Chine, le drame ouïghour.

Comme beaucoup d’autres personnes, j’ai regardé le  documentaire, remarquable et passionnant, proposé par Arte le mardi 8 février 2022 et intitulé « Chine, le drame ouïghour« .

Ce que j’y ai relevé de plus saillant, c’est que la Chine elle-même, en dépit de l’histoire officielle qu’impulse le Parti Communiste Chinois (PCC), avait pratiqué, comme beaucoup d’autres pays, le colonialisme sous le règne de ses empereurs et que, dans la période la plus récente, le Parti Communiste Chinois ne renonça pas à poursuivre cette politique de colonisation. On sait trop peu (et c’est un des multiples avantages de ce documentaire) que, dans les années 1930 et 1940, le Tibet et le Sinkiang, en dépit des convoitises de l’URSS et de la Chine, étaient des territoires qui étaient encore indépendants.

J’ai eu la bonne surprise de voir figurer dans le documentaire la manoeuvre entreprise par Mao juste après qu’il eut pris le pouvoir à Pékin en 1949. (Acte 1) Ouverture de pourparlers entre le Parti Communiste Chinois et le gouvernement du Turkménistan oriental (dénomination de ce qui est devenu le Sinkiang) ; ils se déroulent à Urumqi, sa capitale. (Acte2) Invitation de Mao au gouvernement du Turkménistan Oriental à venir poursuivre les négociations à Pékin. (Acte 3) Un avion chinois vient chercher le gouvernement ouighour pour l’emmener négocier à Pékin. (Acte 4) Le gouvernement ouighour ne réapparaîtra jamais. (Acte 5) Plusieurs semaines plus tard, Mao « révèlera » que l’avion s’est crashé au retour avec tout le gouvernement ouighour. (Acte 6) Une fois son gouvernement décapité, la population ouighoure devient une proie facile pour Mao et le PCC. La colonisation peut commencer. Et elle commence par une invasion soudaine du territoire du Turkménistan Oriental par l’Armée Populaire de Libération.

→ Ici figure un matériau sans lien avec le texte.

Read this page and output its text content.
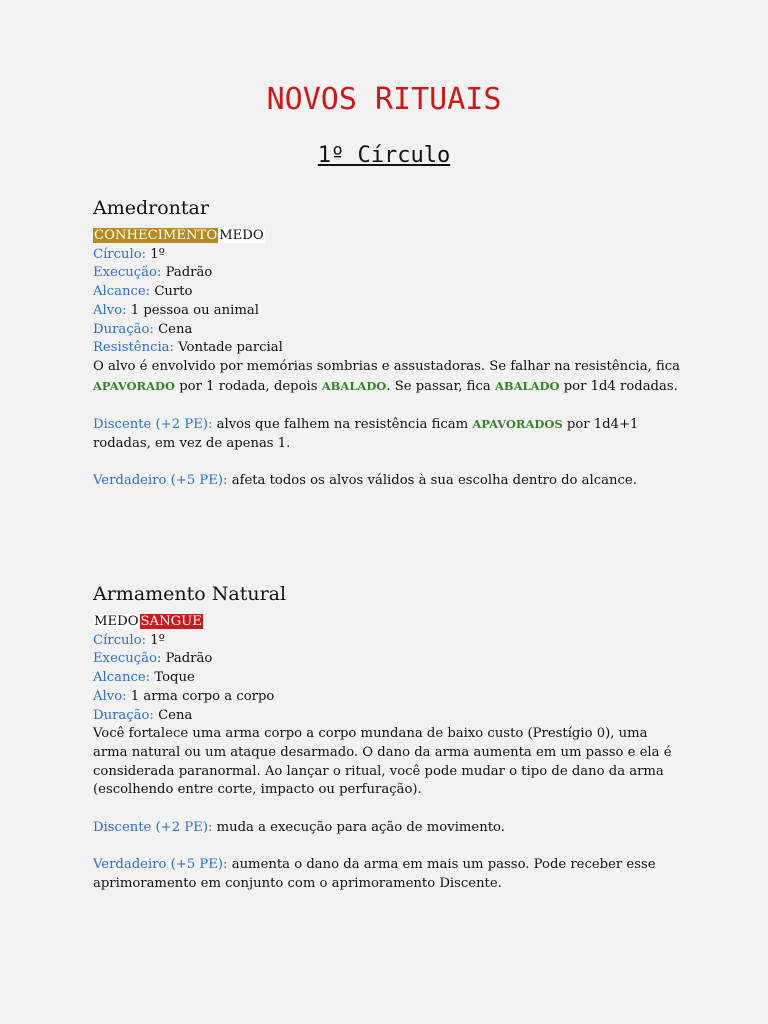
NOVOS RITUAIS
1º Círculo
Amedrontar

CONHECIMENTO MEDO

Círculo: 1º

Execução: Padrão

Alcance: Curto

Alvo: 1 pessoa ou animal

Duração: Cena

Resistência: Vontade parcial

O alvo é envolvido por memórias sombrias e assustadoras. Se falhar na resistência, fica APAVORADO por 1 rodada, depois ABALADO. Se passar, fica ABALADO por 1d4 rodadas.

Discente (+2 PE): alvos que falhem na resistência ficam APAVORADOS por 1d4+1 rodadas, em vez de apenas 1.

Verdadeiro (+5 PE): afeta todos os alvos válidos à sua escolha dentro do alcance.

Armamento Natural

MEDO SANGUE

Círculo: 1º

Execução: Padrão

Alcance: Toque

Alvo: 1 arma corpo a corpo

Duração: Cena

Você fortalece uma arma corpo a corpo mundana de baixo custo (Prestígio 0), uma arma natural ou um ataque desarmado. O dano da arma aumenta em um passo e ela é considerada paranormal. Ao lançar o ritual, você pode mudar o tipo de dano da arma (escolhendo entre corte, impacto ou perfuração).

Discente (+2 PE): muda a execução para ação de movimento.

Verdadeiro (+5 PE): aumenta o dano da arma em mais um passo. Pode receber esse aprimoramento em conjunto com o aprimoramento Discente.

A vrai dire, quelqu’un de très bien informé m’avait, il y a plusieurs années, confié « ce détail ». Il m’avait alors paru incroyable qu’un tel détail ne soit ni connu ni reconnu. J’avais donc cherché à le vérifier en recourant à Internet, Wikipedia et autres supports. En vain. Il n’y en avait aucune trace. J’ai naturellement été très intéressé de constater que les personnes très sérieuses qui ont construit ce documentaire valident totalement « ce détail » qui en réalité constitue un élément majeur pour interpréter et comprendre ce qu’il se passe au Sinkiang.

On est donc bien en présence d’un processus de colonisation par Pékin d’un territoire, le Sinkiang, dont la population autochtone est le peuple ouighour. C’est en conséquence de cette colonisation qu’on en arrive maintenant à un génocide (contrairement à Pékin qui justifie sa politique de terreur comme une réaction qui serait légitime aux quelques actions armées entreprises par les ouighours). La poule, c’est la colonisation entreprise par Pékin. L’oeuf, c’est la réaction désordonnée de certains Ouighours. Et l’oeuf de l’oeuf, c’est le génocide entrepris par Pékin.

N’oublions pas que le premier génocide de l’histoire moderne fut commis en 1906-1908 ; ce fut celui des Herreros, la population autochtone de l’actuelle Namibie. Bismarck qui gouvernait l’Allemagne s’intéressait beaucoup aux territoires de l’actuelle Namibie parce qu’il avait remarqué, lui aussi, qu’ils étaient pourvus de ressources naturelles prometteuses. Et pour en disposer complètement, il avait « simplement » entrepris d’exterminer les Herreros.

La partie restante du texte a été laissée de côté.